Let's say you use Kruskal's or Prim's algorithm to compute the first MST, and you want to check to see if there are other MSTs. I can do this in O(E/V) time.
The algorithm uses a priority queue (which can be constructed in O(N) ). Kruskal's and Prim's already use priority queues, but they're slower than the linear time algorithms listed below.
I know there are already algorithms that can find a single MST in linear time:
- A randomized algorithm can solve it in linear expected time. [Karger, Klein, and Tarjan, "A randomized linear-time algorithm to find minimum spanning trees", J. ACM, vol. 42, 1995, pp. 321-328.]
- It can be solved in linear worst case time if the weights are small integers. [Fredman and Willard, "Trans-dichotomous algorithms for minimum spanning trees and shortest paths", 31st IEEE Symp. Foundations of Comp. Sci., 1990, pp. 719--725.]
- Otherwise, the best solution is very close to linear but not exactly linear. The exact bound is O(m log beta(m,n)) where the beta function has a complicated definition: the smallest i such that log(log(log(...log(n)...))) is less than m/n, where the logs are nested i times. [Gabow, Galil, Spencer, and Tarjan, Efficient algorithms for finding minimum spanning trees in undirected and directed graphs. Combinatorica, vol. 6, 1986, pp. 109--122.]

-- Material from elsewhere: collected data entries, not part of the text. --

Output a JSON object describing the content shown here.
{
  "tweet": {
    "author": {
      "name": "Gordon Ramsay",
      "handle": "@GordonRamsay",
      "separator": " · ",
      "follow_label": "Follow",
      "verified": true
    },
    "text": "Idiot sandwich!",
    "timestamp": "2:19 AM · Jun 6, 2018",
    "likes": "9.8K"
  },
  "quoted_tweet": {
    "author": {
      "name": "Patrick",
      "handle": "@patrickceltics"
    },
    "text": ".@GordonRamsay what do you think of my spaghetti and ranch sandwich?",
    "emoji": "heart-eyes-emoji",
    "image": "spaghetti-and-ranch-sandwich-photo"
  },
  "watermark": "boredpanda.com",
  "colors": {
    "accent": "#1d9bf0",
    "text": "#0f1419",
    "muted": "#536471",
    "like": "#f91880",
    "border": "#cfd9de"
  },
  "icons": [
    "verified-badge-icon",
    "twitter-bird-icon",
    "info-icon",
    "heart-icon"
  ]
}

I'm not sure if these algorithms use priority queues. It doesn't really matter since I could just use one of these algorithms to find the first MST in O(N) then construct a priority queue in O(N) then find all the other MSTs in O(E/V). Overall, this would take O(N).
I just came up with this algorithm for a class assignment. The algorithm my TA used to find multiple MSTs took O(N^2) or O(N^3), and so he said I should try to see if this is publishable.

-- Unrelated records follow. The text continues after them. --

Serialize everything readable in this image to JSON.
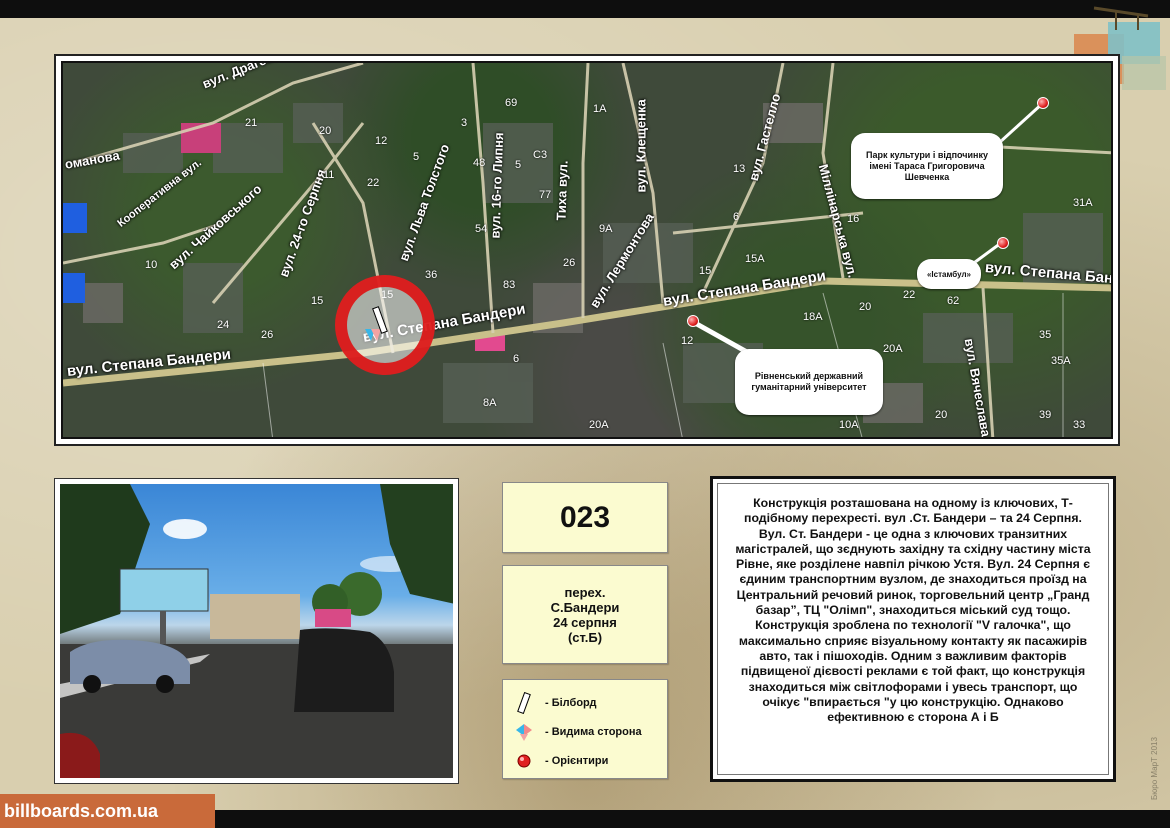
{
  "map": {
    "streets": [
      {
        "name": "вул. Драгоманова"
      },
      {
        "name": "оманова"
      },
      {
        "name": "Кооперативна вул."
      },
      {
        "name": "вул. Чайковського"
      },
      {
        "name": "вул. 24-го Серпня"
      },
      {
        "name": "вул. Льва Толстого"
      },
      {
        "name": "вул. 16-го Липня"
      },
      {
        "name": "Тиха вул."
      },
      {
        "name": "вул. Клещенка"
      },
      {
        "name": "вул. Лермонтова"
      },
      {
        "name": "вул. Гастелло"
      },
      {
        "name": "Міллінарська вул."
      },
      {
        "name": "вул. Степана Бандери"
      },
      {
        "name": "вул. Степана Бандери"
      },
      {
        "name": "вул. Степана Бандери"
      },
      {
        "name": "вул. Степана Бандери"
      },
      {
        "name": "вул. Вячеслава"
      }
    ],
    "house_numbers": [
      {
        "num": "21"
      },
      {
        "num": "20"
      },
      {
        "num": "12"
      },
      {
        "num": "3"
      },
      {
        "num": "69"
      },
      {
        "num": "1А"
      },
      {
        "num": "11"
      },
      {
        "num": "5"
      },
      {
        "num": "48"
      },
      {
        "num": "5"
      },
      {
        "num": "C3"
      },
      {
        "num": "77"
      },
      {
        "num": "22"
      },
      {
        "num": "54"
      },
      {
        "num": "10"
      },
      {
        "num": "15"
      },
      {
        "num": "36"
      },
      {
        "num": "26"
      },
      {
        "num": "83"
      },
      {
        "num": "24"
      },
      {
        "num": "26"
      },
      {
        "num": "15"
      },
      {
        "num": "6"
      },
      {
        "num": "8А"
      },
      {
        "num": "20А"
      },
      {
        "num": "13"
      },
      {
        "num": "9А"
      },
      {
        "num": "6"
      },
      {
        "num": "16"
      },
      {
        "num": "15А"
      },
      {
        "num": "15"
      },
      {
        "num": "12"
      },
      {
        "num": "18А"
      },
      {
        "num": "20"
      },
      {
        "num": "22"
      },
      {
        "num": "62"
      },
      {
        "num": "20А"
      },
      {
        "num": "10А"
      },
      {
        "num": "31А"
      },
      {
        "num": "35"
      },
      {
        "num": "35А"
      },
      {
        "num": "39"
      },
      {
        "num": "33"
      },
      {
        "num": "20"
      }
    ],
    "landmarks": [
      {
        "label": "Парк культури і відпочинку імені Тараса Григоровича Шевченка"
      },
      {
        "label": "«Істамбул»"
      },
      {
        "label": "Рівненський державний гуманітарний університет"
      }
    ]
  },
  "info": {
    "code": "023",
    "address_lines": [
      "перех.",
      "С.Бандери",
      "24 серпня",
      "(ст.Б)"
    ]
  },
  "legend": [
    {
      "icon": "billboard-icon",
      "label": "- Білборд"
    },
    {
      "icon": "visible-side-icon",
      "label": "- Видима сторона"
    },
    {
      "icon": "landmark-icon",
      "label": "- Орієнтири"
    }
  ],
  "description": "Конструкція розташована на одному із ключових, Т-подібному перехресті. вул .Ст. Бандери  – та 24 Серпня. Вул. Ст. Бандери - це одна з ключових транзитних магістралей, що зєднують західну та східну частину міста Рівне, яке розділене навпіл річкою Устя.  Вул. 24 Серпня є єдиним транспортним вузлом, де знаходиться проїзд на Центральний речовий ринок, торговельний центр „Гранд базар”, ТЦ \"Олімп\", знаходиться міський суд тощо. Конструкція зроблена по технології \"V галочка\", що максимально сприяє візуальному контакту як пасажирів авто, так і пішоходів. Одним з важливим факторів підвищеної дієвості реклами є той факт, що конструкція знаходиться між світлофорами і увесь транспорт, що очікує \"впирається \"у цю конструкцію. Однаково ефективною є сторона А і Б",
  "footer": {
    "site": "billboards.com.ua",
    "credit": "Бюро МарТ 2013"
  },
  "colors": {
    "ring": "#dc1414",
    "box_fill": "#fbfbd0",
    "url_bar": "#c96a3a",
    "road": "#c9c08a"
  }
}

Edit: I realized my algorithm only finds some of the MSTs in O(E/V). To be more specific: on all graphs, it finds some additional MSTs within time O(E/V), and I'm not sure how to find all possible MSTs.

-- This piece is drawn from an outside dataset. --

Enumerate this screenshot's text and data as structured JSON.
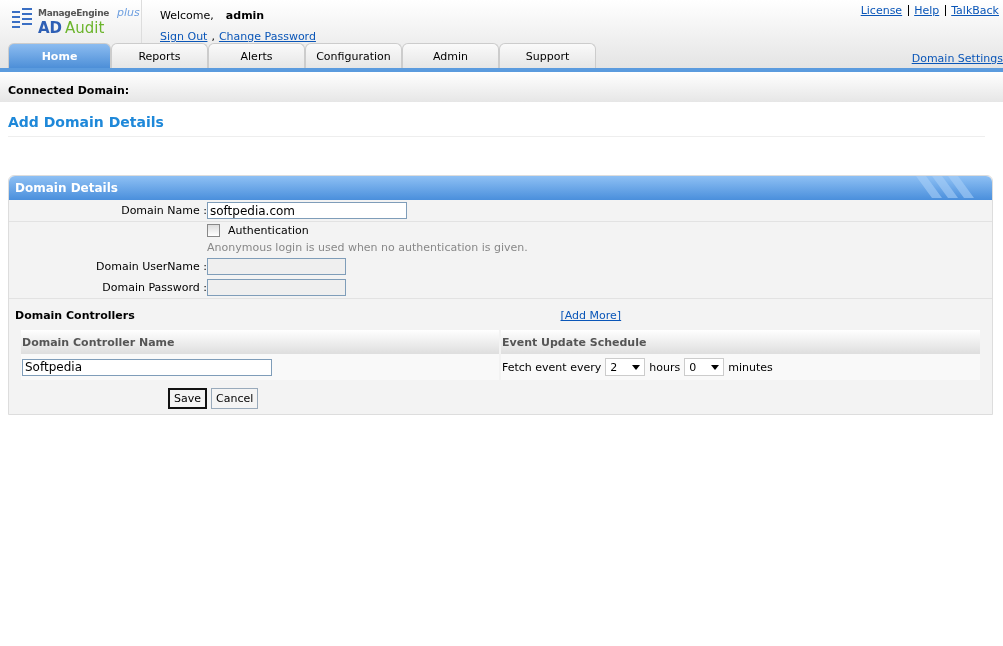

The input to the algorithm is: 1. an MST (a list of Edge objects. Edge.weight, Edge.vertex1 and Edge.vertex2 are fields of the object). 2. A graph (a list of Edges and Verteces).
The output (for all graphs) is some (but not all) of its MSTs.
EDIT: I talked to one of the other TA's about this, and he discovered a flaw in my proof. Sorry for getting excited about this.